Золото Кахамарки | страница 16
Мне трудно передавать мои собственные впечатления, а еще труднее при попытке изобразить переживания Атауальпы — те чувства, какие таились в глубине его души и о которых я лишь смутно мог догадываться. Удивительные свойства его личности с каждым днем, с каждым часом все сильнее смущали меня и тревожили.
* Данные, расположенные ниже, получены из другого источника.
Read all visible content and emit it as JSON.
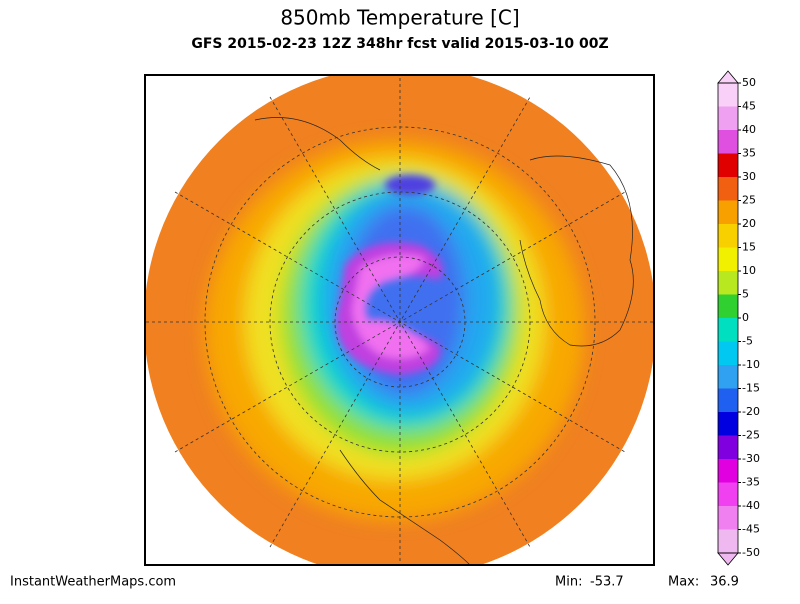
{
  "header": {
    "title": "850mb Temperature [C]",
    "subtitle": "GFS 2015-02-23 12Z 348hr fcst valid 2015-03-10 00Z"
  },
  "colorbar": {
    "ticks": [
      50,
      45,
      40,
      35,
      30,
      25,
      20,
      15,
      10,
      5,
      0,
      -5,
      -10,
      -15,
      -20,
      -25,
      -30,
      -35,
      -40,
      -45,
      -50
    ],
    "colors": [
      "#f8d0f8",
      "#f0a0f0",
      "#e050e0",
      "#e00000",
      "#f06010",
      "#f8a000",
      "#f8d000",
      "#f0f000",
      "#b8e820",
      "#30d030",
      "#00e0c0",
      "#00c8f0",
      "#30a0f0",
      "#2060f0",
      "#0000e0",
      "#8000e0",
      "#e000e0",
      "#f040f0",
      "#f080f0",
      "#f0b8f0"
    ]
  },
  "footer": {
    "site": "InstantWeatherMaps.com",
    "min_label": "Min:",
    "min": -53.7,
    "max_label": "Max:",
    "max": 36.9
  }
}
В чем тут было дело, я не знаю. Какое-то неясное чувство твердило мне, что на мне лежит долг проникнуть в его внутренний мир и дать себе отчет в том, что творится в глубине его души. В его присутствии я невольно ощущал трепет: меня поражала, если можно так выразиться, необыкновенная человечность этой личности; в нем чувствовалась какая-то необычайная чистота, что-то загадочное, невыразимое словами и до того нежное, чувствительное, что жутко было к нему прикоснуться, нечто такое, от чего я не мог отвести очей и что словно и на меня отбрасывало свою скорбную тень.
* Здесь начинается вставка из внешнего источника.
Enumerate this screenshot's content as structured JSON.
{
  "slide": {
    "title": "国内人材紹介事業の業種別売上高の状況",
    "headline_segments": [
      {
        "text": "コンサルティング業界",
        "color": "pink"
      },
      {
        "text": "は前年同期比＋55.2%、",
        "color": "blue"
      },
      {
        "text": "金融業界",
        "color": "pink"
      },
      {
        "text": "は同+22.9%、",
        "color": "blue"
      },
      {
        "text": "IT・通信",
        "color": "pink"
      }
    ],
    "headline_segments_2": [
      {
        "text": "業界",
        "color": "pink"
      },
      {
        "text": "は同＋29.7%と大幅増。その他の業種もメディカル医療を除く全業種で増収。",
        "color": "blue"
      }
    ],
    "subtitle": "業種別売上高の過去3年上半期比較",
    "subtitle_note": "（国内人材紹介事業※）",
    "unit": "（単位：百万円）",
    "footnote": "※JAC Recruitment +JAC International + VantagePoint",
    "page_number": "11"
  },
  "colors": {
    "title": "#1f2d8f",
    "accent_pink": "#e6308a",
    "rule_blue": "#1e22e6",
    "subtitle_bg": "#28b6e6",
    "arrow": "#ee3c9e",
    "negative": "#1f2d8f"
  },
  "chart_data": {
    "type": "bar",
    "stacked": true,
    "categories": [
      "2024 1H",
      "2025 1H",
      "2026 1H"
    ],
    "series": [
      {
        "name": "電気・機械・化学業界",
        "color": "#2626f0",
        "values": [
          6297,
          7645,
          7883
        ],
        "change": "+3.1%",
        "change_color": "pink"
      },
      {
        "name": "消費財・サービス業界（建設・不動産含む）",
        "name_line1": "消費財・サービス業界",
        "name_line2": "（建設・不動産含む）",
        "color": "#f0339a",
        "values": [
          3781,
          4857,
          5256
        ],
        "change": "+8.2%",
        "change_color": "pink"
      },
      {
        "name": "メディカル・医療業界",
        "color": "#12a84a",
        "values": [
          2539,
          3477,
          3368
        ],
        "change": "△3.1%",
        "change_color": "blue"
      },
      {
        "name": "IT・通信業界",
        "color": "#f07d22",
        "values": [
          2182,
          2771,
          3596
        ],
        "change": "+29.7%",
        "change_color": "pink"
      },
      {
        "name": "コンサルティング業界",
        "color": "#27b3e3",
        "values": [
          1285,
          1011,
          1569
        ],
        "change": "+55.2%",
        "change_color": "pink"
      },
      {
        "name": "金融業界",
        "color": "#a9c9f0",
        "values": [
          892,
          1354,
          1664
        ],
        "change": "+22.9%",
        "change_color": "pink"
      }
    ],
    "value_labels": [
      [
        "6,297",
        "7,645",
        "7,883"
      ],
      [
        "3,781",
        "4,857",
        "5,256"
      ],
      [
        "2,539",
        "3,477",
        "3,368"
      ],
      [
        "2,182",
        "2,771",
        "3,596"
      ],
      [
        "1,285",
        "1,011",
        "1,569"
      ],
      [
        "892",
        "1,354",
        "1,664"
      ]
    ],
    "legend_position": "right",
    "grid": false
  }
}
Сначала я считал его только властелином золота, могучим и роковым, погрязнувшим в гибельном язычестве, отданным на произвол нечистых духов; и я не спрашивал себя, по какому праву я-то его осуждаю. Ведь и мои взоры привлекало одно только золото, при взгляде на золото меня корчило, как будто меня отравили жгучим ядом. Мой мозг возбуждался одним только золотом, блеском золота и предвкушением золота и тех чувственных наслаждений, какие оно приносит. Но затем меня с удивительной силой потянуло к этому человеку. Я считал это влечение то проклятием, то внушением свыше, или же мне казалось, что оно порождено угрызениями совести и грустью. Иногда мне казалось, что во мне слилось два человека, что Инка и я составляем одно целое; и золото привлекло меня, и его душа привлекла меня.
Но как можно все это высказать?
Для меня было ясно, что не одна забота о золоте поглощала его внимание, не одно наблюдение за нарастанием золотой массы. Его угнетало, мучило и другое — наше присутствие, наша сущность и поступки. В этом я мало-помалу вполне убедился. Началось у него с простого любопытства; язык и звуки голоса, походка и жесты, способы выражения гнева и радости, одежда и нравы — все в нас было ему до того чуждо, что у него захватывало дух, все было недоступно его пониманию, как иной, не подсолнечный мир, презренный и зловещий — то и другое в сильнейшей степени, и он не был в состоянии отделить достойное презрения от зловещего. Когда ему случалось взглянуть на наши лица, словно обтянутые дубленой кожей, или когда на нем останавливался взгляд кого-нибудь из нас — бесцеремонный и наглый взгляд, он вздрагивал, как от нечистого прикосновения.